When I spoke to him then, I wondered aloud how this 24-hour chesed affected whatever he did for parnasah. Yirmi told me that he would work late hours to try to make up for the time dedicated to chesed. He also volunteers several shifts a week for Tzevet Hatzalah, Magen David Adom, as a trained EMT and first responder.
Together with his brother, Yirmi launched TCS Israel, a unique service where they are essentially a one-stop shop for phone, cell phone and internet service for home or businesses in Israel. Before TCS, if anyone had a problem with their cell phone service or internet, they would have to try to communicate with an Israel-based company to fix the problem. With TCS, the customer deals directly with them, and they handle the issue with the specific provider.
I spoke to Yirmi about how he built his company and how he managed to keep his business afloat while focusing on chesed.


I have to begin by saying that all that I am able to try to accomplish, professionally and on a chesed level, is due to Hakadosh Baruch Hu’s help and guidance and to my wife and family who support me and are fully involved with my chesed all the way, day in and day out.

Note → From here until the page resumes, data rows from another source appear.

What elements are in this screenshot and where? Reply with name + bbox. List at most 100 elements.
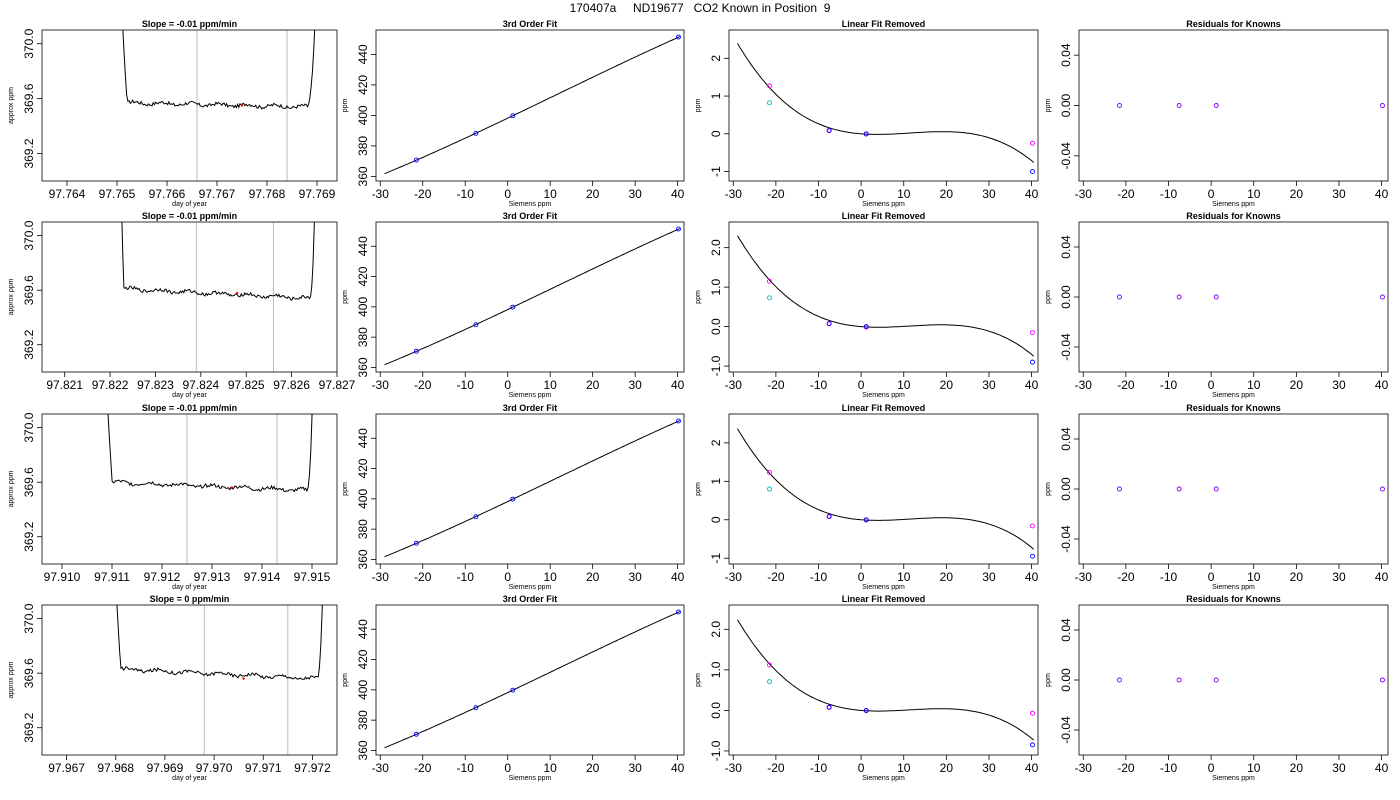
x-tick-label: 40 [1025,761,1039,775]
mean-marker [235,291,239,295]
panel-r3-c2: 3rd Order Fit -30 -20 -10 0 10 20 30 40 360 380 400… [342,403,685,591]
x-tick-label: 20 [1290,570,1304,584]
blue-point [1030,742,1035,748]
y-tick-label: 400 [356,297,370,317]
y-tick-label: 369.2 [22,329,36,359]
x-tick-label: 0 [504,570,511,584]
x-tick-label: -20 [1117,761,1135,775]
x-axis-label: day of year [172,775,207,782]
x-tick-label: -20 [767,570,785,584]
x-axis-label: Siemens ppm [509,775,552,782]
panel-title: Linear Fit Removed [842,403,926,413]
y-tick-label: 370.0 [22,28,36,58]
x-tick-label: 97.971 [245,761,282,775]
y-tick-label: 2 [709,55,723,62]
y-tick-label: 2.0 [709,621,723,638]
x-tick-label: 97.969 [147,761,184,775]
plot-frame [375,604,685,756]
y-axis-label: ppm [342,99,349,113]
panel-title: Slope = 0 ppm/min [150,594,230,604]
panel-title: Slope = -0.01 ppm/min [142,403,237,413]
panel-title: Residuals for Knowns [1186,403,1281,413]
y-tick-label: 440 [356,428,370,448]
x-tick-label: 30 [1332,570,1346,584]
known-point [473,130,479,136]
y-tick-label: -0.04 [1059,142,1073,170]
plot-area [107,414,313,564]
y-tick-label: 0.0 [709,318,723,335]
x-tick-label: -20 [1117,378,1135,392]
residual-point [1380,486,1385,492]
blue-point [826,704,832,710]
known-point [676,226,681,232]
x-tick-label: 20 [940,378,954,392]
x-tick-label: 20 [586,570,600,584]
plot-frame [375,221,685,373]
plot-area [121,222,315,372]
x-tick-label: 97.767 [199,187,236,201]
x-axis-label: Siemens ppm [509,584,552,591]
x-tick-label: 0 [858,570,865,584]
x-tick-label: -10 [457,187,475,201]
x-tick-label: 40 [671,761,685,775]
y-tick-label: 1.0 [709,661,723,678]
fit-curve [737,43,1035,163]
x-tick-label: 30 [628,761,642,775]
panel-title: Residuals for Knowns [1186,19,1281,29]
magenta-point [1030,330,1035,335]
x-axis-label: day of year [172,584,207,591]
x-tick-label: 97.822 [92,378,129,392]
x-tick-label: -10 [810,761,828,775]
x-tick-label: 97.970 [196,761,233,775]
y-tick-label: 370.0 [22,220,36,250]
x-tick-label: 20 [586,761,600,775]
fit-curve [384,611,681,749]
panel-title: Linear Fit Removed [842,594,926,604]
y-tick-label: 0.04 [1059,618,1073,642]
panel-r3-c4: Residuals for Knowns -30 -20 -10 0 10 20 30 40 -0… [1045,403,1389,591]
x-tick-label: 40 [1375,187,1389,201]
plot-area [384,418,681,558]
y-tick-label: 369.6 [22,275,36,305]
residual-point [1176,486,1182,492]
y-tick-label: 380 [356,136,370,156]
known-point [510,496,516,502]
residual-point [1117,486,1122,492]
plot-area [1117,677,1385,683]
y-axis-label: approx ppm [8,278,15,315]
plot-frame [41,604,338,756]
x-tick-label: 10 [1247,378,1261,392]
blue-point [863,131,869,137]
x-tick-label: 40 [1025,570,1039,584]
ppm-trace [122,30,316,110]
cyan-point [767,679,772,685]
y-tick-label: 1.0 [709,278,723,295]
y-tick-label: 420 [356,649,370,669]
magenta-point [1030,710,1035,716]
y-tick-label: 0.00 [1059,668,1073,692]
plot-area [737,619,1035,748]
known-point [510,304,516,310]
y-tick-label: 380 [356,519,370,539]
blue-point [826,127,832,133]
y-tick-label: 2 [709,439,723,446]
x-tick-label: 20 [940,570,954,584]
y-axis-label: ppm [342,673,349,687]
x-tick-label: 97.827 [319,378,356,392]
panel-r4-c3: Linear Fit Removed -30 -20 -10 0 10 20 30 40 -1.0… [695,594,1039,782]
plot-area [384,34,681,175]
plot-frame [375,413,685,565]
y-tick-label: 1 [709,92,723,99]
residual-point [1213,677,1219,683]
panel-title: Slope = -0.01 ppm/min [142,211,237,221]
x-tick-label: 30 [1332,761,1346,775]
x-tick-label: 30 [982,570,996,584]
known-point [413,540,419,546]
cyan-point [767,100,772,106]
y-tick-label: 360 [356,740,370,760]
plot-area [737,428,1035,559]
plot-area [1117,294,1385,300]
x-tick-label: 97.769 [299,187,336,201]
x-tick-label: 97.823 [137,378,174,392]
x-tick-label: 97.972 [294,761,331,775]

“I was born in Yerushalayim, and I’ve pretty much lived there for my entire life, except for second and third grade when my parents went on sabbatical shlichut to Montreal, Canada. I am the fourth of six boys.
“Growing up, my father, Rabbi Chananya Berzon, was in chinuch. He taught in BMT, Beit Midrash L’Torah, for 24 years. BMT was the first self-standing American program. My father has always been in chinuch and the rabbinate. My mother dabbled in different careers, like being a real estate agent and a property manager, while raising six boys. I never understood how she was able to do it.
“When we came back from Canada in 1982, we moved to a new neighborhood in Yerushalayim called Ramot Bet, where my father became the rav of the shul. My parents decided to move back to Canada in 1993, and they stayed there for 11 years until they returned to Israel in 2004. My father has been teaching in Mevaseret since then. When they were there, my father was the rav of a shul, along with being a full-time teacher; I remained in a yeshivah in Israel at the time.
“My father is a real talmid chacham. He was a talmid of Rav Yosef Dov Halevi Soloveitchik, and Rav Aharon Soloveitchik too. Although he mainly learned in YU, he also learned from a unique mix of rebbeim. He learned by Rav Ruderman in Ner Yisroel, then he went to Kfar Chasidim, where he learned by Rav Elya Lopian, and after that he went to YU; he even learned in Goren’s kollel for two years. He learned everywhere.
“I grew up in a house of 24/7 chesed, tzedakah and giving, day and night. We mainly spoke English in our home. My parents said that we would pick up Hebrew in school and from our friends. When I went to talmud Torah, I spent a lot of time with friends, and that was how I learned the language. It’s quite funny, but when I came back from Montreal in fourth grade, I was basically like a new immigrant, because I didn’t really remember Hebrew well.

“I went to a mamad elementary school called Beit Sefer Dugmah Uziel and then to Chorev High School, both of which are in Yerushalayim, and then I joined the hesder program. I was in Shiloh for shiur alef, and that’s when my parents moved back to Canada. I joined them for six months and then came back to serve in the army as a medic for 16 months. After the army, I went to Yeshivat Birkat Moshe in Maaleh Adumim under the rosh yeshivah Rav Rabinowitz, zt”l, and Rav Chaim Sabato and Rav Yitzchak Sheilat. It was a five-year program, but I repeated shiur alef and stayed for an extra year.
“Rav Rabinowitz was the author of the Yad Pshutah, a 24-volume commentary on the Rambam, as well as many other sefarim. He inspired and led thousands of talmidim and had a major impact on my life.